Para rescatar las obras de Pascual Pérez y Rodríguez (1804-1868) tuviste que hacer una auténtica labor detectivesca. Nos hablas de sus tres novelas góticas: “La urna sangrienta o el panteón de Scianella”, “La torre gótica o el espectro de Limberg” y “El hombre invisible o las ruinas de Munsterhall”, publicadas en Valencia en torno a 1830.

Pascual Pérez y Rodríguez fue una persona muy inquieta, leída, de ideas afrancesadas. Con una vida interesante. Estuvo en la tertulia de Mariano de Cabrerizo en Valencia, donde se familiarizó con la novela gótica junto a otros jóvenes escritores. Él quería triunfar en el mundo editorial, y la mejor manera de hacerlo era con novelas góticas, que era lo que arrasaba entonces. Publicó tres, pero quizá se dio cuenta de que no le convenía demasiado que aparecieran vinculadas a su nombre y por eso las firmó con iniciales. Luego se pasó a la vida eclesiástica, como sacerdote escolapio, hasta que salió de ella. Me llevó mucho tiempo descubrir que era él quien se ocultaba tras esas iniciales. Sus libros ni siquiera están en la Biblioteca Nacional. Yo los encontré en la Universidad de Málaga y en la Biblioteca de Cataluña, en ambos casos por donaciones familiares, de bibliotecas privadas. Algún otro ejemplar apareció en un convento, aunque pueda resultar extraño. Con eso y con la biografía que se publicó de él a los pocos años de su muerte, pude vincular al autor con su obra.

Arrancas del olvido otros libros: “El subterráneo habitado o los Letingbergs” (1830), de Manuel Benito Aguirre, “Las calaveras o la cueva de Benidoleig” (1832), de autor anónimo… ¿Qué repercusión real tuvieron este tipo de obras en la sociedad española?

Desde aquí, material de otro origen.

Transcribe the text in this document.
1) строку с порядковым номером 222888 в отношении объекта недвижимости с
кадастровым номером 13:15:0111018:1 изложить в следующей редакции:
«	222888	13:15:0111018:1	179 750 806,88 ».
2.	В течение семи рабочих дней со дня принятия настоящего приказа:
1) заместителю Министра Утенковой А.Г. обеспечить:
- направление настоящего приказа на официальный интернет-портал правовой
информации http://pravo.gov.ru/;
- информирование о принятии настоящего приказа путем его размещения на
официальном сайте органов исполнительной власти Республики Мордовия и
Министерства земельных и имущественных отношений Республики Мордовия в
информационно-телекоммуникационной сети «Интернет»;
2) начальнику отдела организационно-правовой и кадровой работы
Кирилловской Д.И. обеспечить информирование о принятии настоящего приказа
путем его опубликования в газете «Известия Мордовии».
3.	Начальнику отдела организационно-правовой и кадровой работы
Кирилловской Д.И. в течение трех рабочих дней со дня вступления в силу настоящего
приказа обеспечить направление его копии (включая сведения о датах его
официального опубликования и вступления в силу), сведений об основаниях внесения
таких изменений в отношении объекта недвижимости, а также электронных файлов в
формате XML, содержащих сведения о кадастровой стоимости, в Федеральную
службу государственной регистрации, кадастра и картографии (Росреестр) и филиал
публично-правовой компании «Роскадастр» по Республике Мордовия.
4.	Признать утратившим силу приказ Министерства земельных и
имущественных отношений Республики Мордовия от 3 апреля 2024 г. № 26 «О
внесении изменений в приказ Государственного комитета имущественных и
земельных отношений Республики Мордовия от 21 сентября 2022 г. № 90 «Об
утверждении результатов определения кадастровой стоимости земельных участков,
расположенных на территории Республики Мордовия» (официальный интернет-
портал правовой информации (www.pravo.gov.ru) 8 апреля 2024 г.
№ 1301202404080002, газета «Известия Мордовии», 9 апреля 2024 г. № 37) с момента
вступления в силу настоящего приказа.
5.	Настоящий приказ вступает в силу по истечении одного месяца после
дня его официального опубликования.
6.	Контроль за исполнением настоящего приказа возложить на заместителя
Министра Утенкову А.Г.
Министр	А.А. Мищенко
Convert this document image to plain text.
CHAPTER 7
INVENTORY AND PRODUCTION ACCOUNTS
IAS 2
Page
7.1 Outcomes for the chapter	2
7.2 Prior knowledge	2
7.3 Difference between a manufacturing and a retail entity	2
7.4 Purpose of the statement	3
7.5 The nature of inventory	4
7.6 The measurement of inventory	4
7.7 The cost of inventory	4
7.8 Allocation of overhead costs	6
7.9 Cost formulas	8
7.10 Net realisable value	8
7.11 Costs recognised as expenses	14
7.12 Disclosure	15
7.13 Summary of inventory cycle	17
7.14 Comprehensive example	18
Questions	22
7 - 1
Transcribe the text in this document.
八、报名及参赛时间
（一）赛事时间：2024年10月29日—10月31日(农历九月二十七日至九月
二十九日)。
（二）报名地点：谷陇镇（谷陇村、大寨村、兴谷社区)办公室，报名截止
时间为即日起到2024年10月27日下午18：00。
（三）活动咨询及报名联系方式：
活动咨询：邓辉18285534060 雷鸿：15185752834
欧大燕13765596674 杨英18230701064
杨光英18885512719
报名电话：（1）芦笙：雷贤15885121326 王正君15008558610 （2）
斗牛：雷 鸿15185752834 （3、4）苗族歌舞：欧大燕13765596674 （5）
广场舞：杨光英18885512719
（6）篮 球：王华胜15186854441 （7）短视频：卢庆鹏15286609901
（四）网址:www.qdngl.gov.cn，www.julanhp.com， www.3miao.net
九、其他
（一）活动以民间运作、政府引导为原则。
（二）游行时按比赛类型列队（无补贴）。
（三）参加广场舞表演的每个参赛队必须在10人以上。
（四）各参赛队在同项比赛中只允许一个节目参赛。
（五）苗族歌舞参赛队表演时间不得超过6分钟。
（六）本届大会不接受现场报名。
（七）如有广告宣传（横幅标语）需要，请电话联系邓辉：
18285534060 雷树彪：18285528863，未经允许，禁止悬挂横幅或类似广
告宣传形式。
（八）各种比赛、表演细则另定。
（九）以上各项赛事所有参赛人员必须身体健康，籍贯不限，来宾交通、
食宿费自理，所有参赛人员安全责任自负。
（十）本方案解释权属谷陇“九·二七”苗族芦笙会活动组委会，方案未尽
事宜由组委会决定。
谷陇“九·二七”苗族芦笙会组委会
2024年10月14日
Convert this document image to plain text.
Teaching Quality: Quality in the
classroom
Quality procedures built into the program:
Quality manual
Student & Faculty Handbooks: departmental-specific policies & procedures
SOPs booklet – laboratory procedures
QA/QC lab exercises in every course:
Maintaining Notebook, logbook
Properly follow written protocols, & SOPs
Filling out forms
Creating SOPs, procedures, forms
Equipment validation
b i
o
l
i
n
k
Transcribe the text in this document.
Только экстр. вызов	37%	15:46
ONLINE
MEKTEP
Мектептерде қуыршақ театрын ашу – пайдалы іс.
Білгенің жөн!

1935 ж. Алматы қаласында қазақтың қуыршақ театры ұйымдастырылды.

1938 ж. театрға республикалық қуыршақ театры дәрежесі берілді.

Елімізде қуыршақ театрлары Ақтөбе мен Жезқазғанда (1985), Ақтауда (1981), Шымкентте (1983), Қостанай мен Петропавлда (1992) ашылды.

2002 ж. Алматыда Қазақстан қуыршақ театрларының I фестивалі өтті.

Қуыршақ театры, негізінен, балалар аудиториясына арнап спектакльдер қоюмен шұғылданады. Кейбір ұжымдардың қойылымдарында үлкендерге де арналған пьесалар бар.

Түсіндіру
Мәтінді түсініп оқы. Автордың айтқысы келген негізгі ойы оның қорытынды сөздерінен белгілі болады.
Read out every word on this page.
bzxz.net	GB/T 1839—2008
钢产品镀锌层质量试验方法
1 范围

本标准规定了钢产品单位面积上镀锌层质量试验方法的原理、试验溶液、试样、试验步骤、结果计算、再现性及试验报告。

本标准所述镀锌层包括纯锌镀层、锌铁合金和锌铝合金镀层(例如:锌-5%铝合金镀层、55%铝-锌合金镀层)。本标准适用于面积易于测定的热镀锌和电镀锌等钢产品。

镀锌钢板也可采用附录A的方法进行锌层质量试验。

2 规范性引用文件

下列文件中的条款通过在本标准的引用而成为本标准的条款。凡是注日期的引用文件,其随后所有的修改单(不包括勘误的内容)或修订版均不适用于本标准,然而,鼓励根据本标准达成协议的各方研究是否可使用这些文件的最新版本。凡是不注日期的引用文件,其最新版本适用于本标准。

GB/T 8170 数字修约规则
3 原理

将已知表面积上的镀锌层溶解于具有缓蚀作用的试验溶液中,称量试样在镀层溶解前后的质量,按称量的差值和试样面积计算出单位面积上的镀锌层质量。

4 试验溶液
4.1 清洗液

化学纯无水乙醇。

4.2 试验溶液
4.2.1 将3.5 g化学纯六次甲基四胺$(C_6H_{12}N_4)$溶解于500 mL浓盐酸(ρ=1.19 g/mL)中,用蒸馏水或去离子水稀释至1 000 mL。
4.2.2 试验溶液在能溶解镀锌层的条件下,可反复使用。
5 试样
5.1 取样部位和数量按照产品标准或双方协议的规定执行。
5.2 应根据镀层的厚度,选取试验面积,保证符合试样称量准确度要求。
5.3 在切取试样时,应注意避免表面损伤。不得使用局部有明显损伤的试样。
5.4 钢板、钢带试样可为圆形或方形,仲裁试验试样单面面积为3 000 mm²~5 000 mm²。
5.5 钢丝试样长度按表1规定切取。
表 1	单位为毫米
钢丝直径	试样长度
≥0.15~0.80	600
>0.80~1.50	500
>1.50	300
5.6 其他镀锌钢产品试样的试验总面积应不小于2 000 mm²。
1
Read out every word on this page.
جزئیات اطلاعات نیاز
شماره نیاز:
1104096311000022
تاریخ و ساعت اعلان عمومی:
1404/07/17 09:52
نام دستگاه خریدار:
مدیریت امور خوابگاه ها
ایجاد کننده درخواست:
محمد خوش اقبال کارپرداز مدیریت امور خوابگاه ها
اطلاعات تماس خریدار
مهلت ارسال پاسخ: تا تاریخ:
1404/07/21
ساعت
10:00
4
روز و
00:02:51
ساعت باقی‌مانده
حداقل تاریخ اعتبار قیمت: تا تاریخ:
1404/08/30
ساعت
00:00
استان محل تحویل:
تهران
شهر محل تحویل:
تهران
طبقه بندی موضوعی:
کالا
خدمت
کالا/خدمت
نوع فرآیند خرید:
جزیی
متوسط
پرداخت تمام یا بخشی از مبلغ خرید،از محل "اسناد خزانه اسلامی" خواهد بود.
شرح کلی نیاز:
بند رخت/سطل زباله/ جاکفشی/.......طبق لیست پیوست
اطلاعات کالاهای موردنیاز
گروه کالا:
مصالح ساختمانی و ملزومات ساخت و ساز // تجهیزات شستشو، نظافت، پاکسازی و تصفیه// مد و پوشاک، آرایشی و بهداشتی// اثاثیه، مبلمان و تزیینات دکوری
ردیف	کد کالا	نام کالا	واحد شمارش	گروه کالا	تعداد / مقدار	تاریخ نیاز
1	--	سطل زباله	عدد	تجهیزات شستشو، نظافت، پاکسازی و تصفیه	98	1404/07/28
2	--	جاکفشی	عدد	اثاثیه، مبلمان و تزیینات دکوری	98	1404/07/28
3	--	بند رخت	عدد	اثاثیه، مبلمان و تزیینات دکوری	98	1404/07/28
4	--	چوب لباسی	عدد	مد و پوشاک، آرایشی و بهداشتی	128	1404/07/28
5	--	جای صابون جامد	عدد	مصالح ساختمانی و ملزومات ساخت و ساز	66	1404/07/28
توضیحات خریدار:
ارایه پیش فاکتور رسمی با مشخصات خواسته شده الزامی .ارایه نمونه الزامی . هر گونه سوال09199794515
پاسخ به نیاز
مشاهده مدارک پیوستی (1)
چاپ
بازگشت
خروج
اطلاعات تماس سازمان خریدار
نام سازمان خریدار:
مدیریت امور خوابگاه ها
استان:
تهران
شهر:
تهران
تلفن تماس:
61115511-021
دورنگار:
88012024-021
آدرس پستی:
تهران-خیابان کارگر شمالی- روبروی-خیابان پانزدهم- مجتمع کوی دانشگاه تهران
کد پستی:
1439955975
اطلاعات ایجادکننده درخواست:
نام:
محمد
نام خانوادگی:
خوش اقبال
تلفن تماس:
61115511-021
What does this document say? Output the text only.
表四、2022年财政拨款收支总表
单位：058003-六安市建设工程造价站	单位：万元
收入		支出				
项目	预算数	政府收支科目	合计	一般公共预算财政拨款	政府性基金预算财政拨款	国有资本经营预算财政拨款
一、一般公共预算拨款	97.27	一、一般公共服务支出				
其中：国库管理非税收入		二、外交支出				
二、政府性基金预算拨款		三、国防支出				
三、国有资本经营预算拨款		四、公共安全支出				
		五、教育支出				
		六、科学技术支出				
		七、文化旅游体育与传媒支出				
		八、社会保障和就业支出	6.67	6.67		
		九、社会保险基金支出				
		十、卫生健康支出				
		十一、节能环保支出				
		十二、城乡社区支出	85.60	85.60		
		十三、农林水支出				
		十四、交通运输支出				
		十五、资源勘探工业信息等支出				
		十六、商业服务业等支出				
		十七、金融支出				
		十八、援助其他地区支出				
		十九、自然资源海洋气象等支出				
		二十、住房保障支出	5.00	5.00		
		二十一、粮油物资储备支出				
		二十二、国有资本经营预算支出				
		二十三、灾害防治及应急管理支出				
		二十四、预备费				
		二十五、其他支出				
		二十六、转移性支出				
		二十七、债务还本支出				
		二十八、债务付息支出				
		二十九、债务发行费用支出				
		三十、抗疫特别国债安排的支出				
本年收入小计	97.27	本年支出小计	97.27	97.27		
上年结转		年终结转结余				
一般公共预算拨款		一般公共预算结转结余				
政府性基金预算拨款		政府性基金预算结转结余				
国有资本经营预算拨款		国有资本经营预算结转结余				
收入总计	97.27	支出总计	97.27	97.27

No podemos comparar las cincuenta novelas góticas que hubo en España con las mil de Inglaterra, donde hubo un público burgués, alfabetizado. Hay que mirarlo en proporción. En todo caso, tal como he mostrado en mis estudios, las publicaciones de los primeros treinta años del siglo XIX en España fueron mayoritariamente góticas. Fue un fenómeno a nivel europeo. Y en España tuvo, dentro esa pequeñez, abundante eco.

En un país donde, a principios del XIX, sólo el 5,96% de la población estaba alfabetizado, ¿quiénes las leían?

Era un público nuevo, esencialmente burgués y femenino. Mujeres que se empezaban a apartar del modelo de madre y ángel del hogar que se les imponía. Desde el momento en que la mujer tiene tiempo para más cosas que cuidar de los hijos, busca un nuevo ocio que vaya más allá del leer vidas de santos. Por eso las novelas góticas las encandilaron enseguida, y por eso la censura se apresuró a ponerse al acecho. También cierta aristocracia ilustrada las leía. De hecho, los editores, para darles prestigio a sus publicaciones, incluían en las últimas páginas la lista de suscriptores, y presumían así del nombre o posición éstos. Agustín Pérez Zaragoza, por ejemplo, encabezaba la de su “Galería fúnebre de espectros y sombras ensangrentadas” con la familia real.

¿La familia real leía cuentos góticos?

Sí, había un verdadero furor. Las historias salían por fascículos en tamaño cuartilla, ideal para guardarse en los bolsillos de las mujeres. Este modelo de publicación es el precedente del folletín decimonónico.

En conclusión, en España hubo novela gótica.

Exacto, la hubo y se necesita recuperarla para las historias de la literatura y las universidades. Se deben revisar los manuales, poner a este subgénero histórico en el lugar que merece. Hay que aclarar algo: Se dice a menudo que hoy se escriben nuevas novelas góticas. Sin embargo, el gótico murió en 1820 con “Melmoth el errabundo”, que fue el canto del cisne del género. Éste es hijo de aquel periodo, de aquellas necesidades. Sí es cierto que nos dejó una herencia, reminiscencias, a menudo vinculadas a lo fantástico, que aparecen en obras actuales. Pero la novela gótica está encerrada en un tiempo histórico concreto. En cualquier caso, es muy interesante que, desde hace unos años, se esté recuperando este patrimonio por parte de los autores contemporáneos, que regresan y profundizan en el origen.